Cybercrime police issued an arrest warrant for him following a complaint over an article published in 2019 about a Jordanian-American investor. Daoud Kuttab was arrested at Amman airport on his way back from a trip to the UK.
"I had heard hints from my colleagues that some in the government were not happy with my writings, but I did not expect to be prevented from entering [the country]," Kuttab said to the media.
He was eventually released hours after his detention, but he still faces charges of "spreading fake news" under the cybercrime law.
Jordan's Cybercrime Law, passed in June 2015, has become a recurrent tool for Jordanian authorities to stifle free speech and media freedom amid protests over the financial crisis hitting the country.
Mohammad Ersan, an MEE contributor and editor-in-chief of Radio al-Balad, said Jordanian journalists are "terrified". "We practice self-censorship before publishing anything for fear of the Cybercrime Law, which contains loose phrases that could be used to imprison journalists," Ersan said to local media.
"Any opinion, article or even emoji that the authorities don't like, could land you in court on charges of spreading misleading news or defamation and libel," he added.
On 7 March, Taghreed al-Rishq, a Jordanian journalist, was also detained at Amman airport for nearly 12 hours upon her arrival from Washington for posting a tweet on 13 January criticising a pro-government journalist.

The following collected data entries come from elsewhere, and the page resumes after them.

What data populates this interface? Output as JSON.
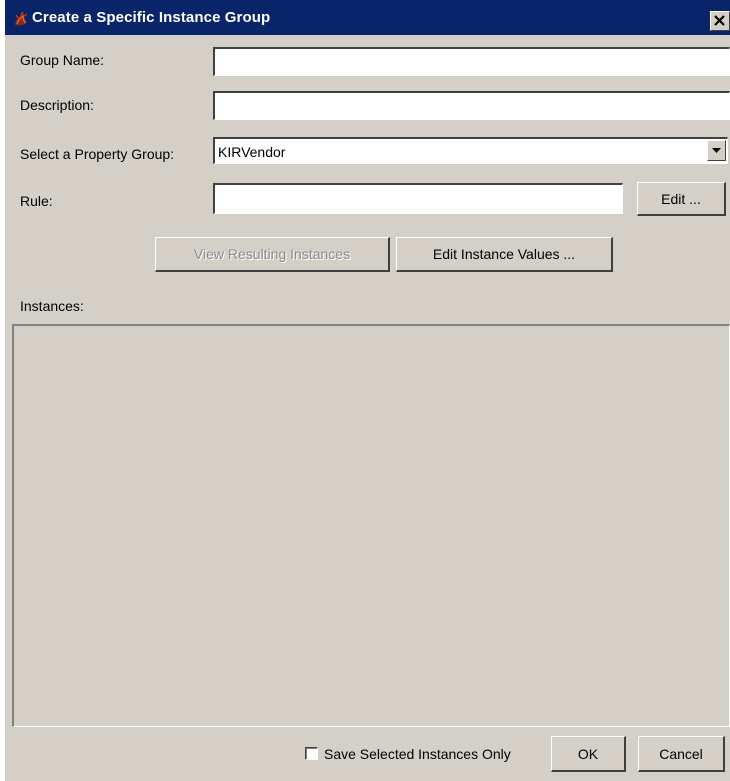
{
  "window": {
    "title": "Create a Specific Instance Group"
  },
  "form": {
    "group_name_label": "Group Name:",
    "group_name_value": "",
    "description_label": "Description:",
    "description_value": "",
    "property_group_label": "Select a Property Group:",
    "property_group_selected": "KIRVendor",
    "rule_label": "Rule:",
    "rule_value": "",
    "edit_rule_label": "Edit ..."
  },
  "actions": {
    "view_resulting_label": "View Resulting Instances",
    "view_resulting_enabled": false,
    "edit_instance_values_label": "Edit Instance Values ..."
  },
  "instances": {
    "label": "Instances:",
    "items": []
  },
  "footer": {
    "save_selected_label": "Save Selected Instances Only",
    "save_selected_checked": false,
    "ok_label": "OK",
    "cancel_label": "Cancel"
  },
  "icons": {
    "window": "app-icon",
    "close": "close-icon",
    "dropdown": "chevron-down-icon"
  },
  "colors": {
    "titlebar": "#0a246a",
    "dialog_bg": "#d4d0c8",
    "disabled_text": "#8c8c8c"
  }
}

She was released on bail hours later.
IFJ General Secretary Anthony Bellanger said: “Jordan’s constitution enshrines the right to free speech and the freedom of the press, but this cybercrime law is being used against those fundamental rights. We call on the authorities to drop all charges on Taghreed and Daoud and to stop using this cybercrime law to stifle critical voices and independent reporters.”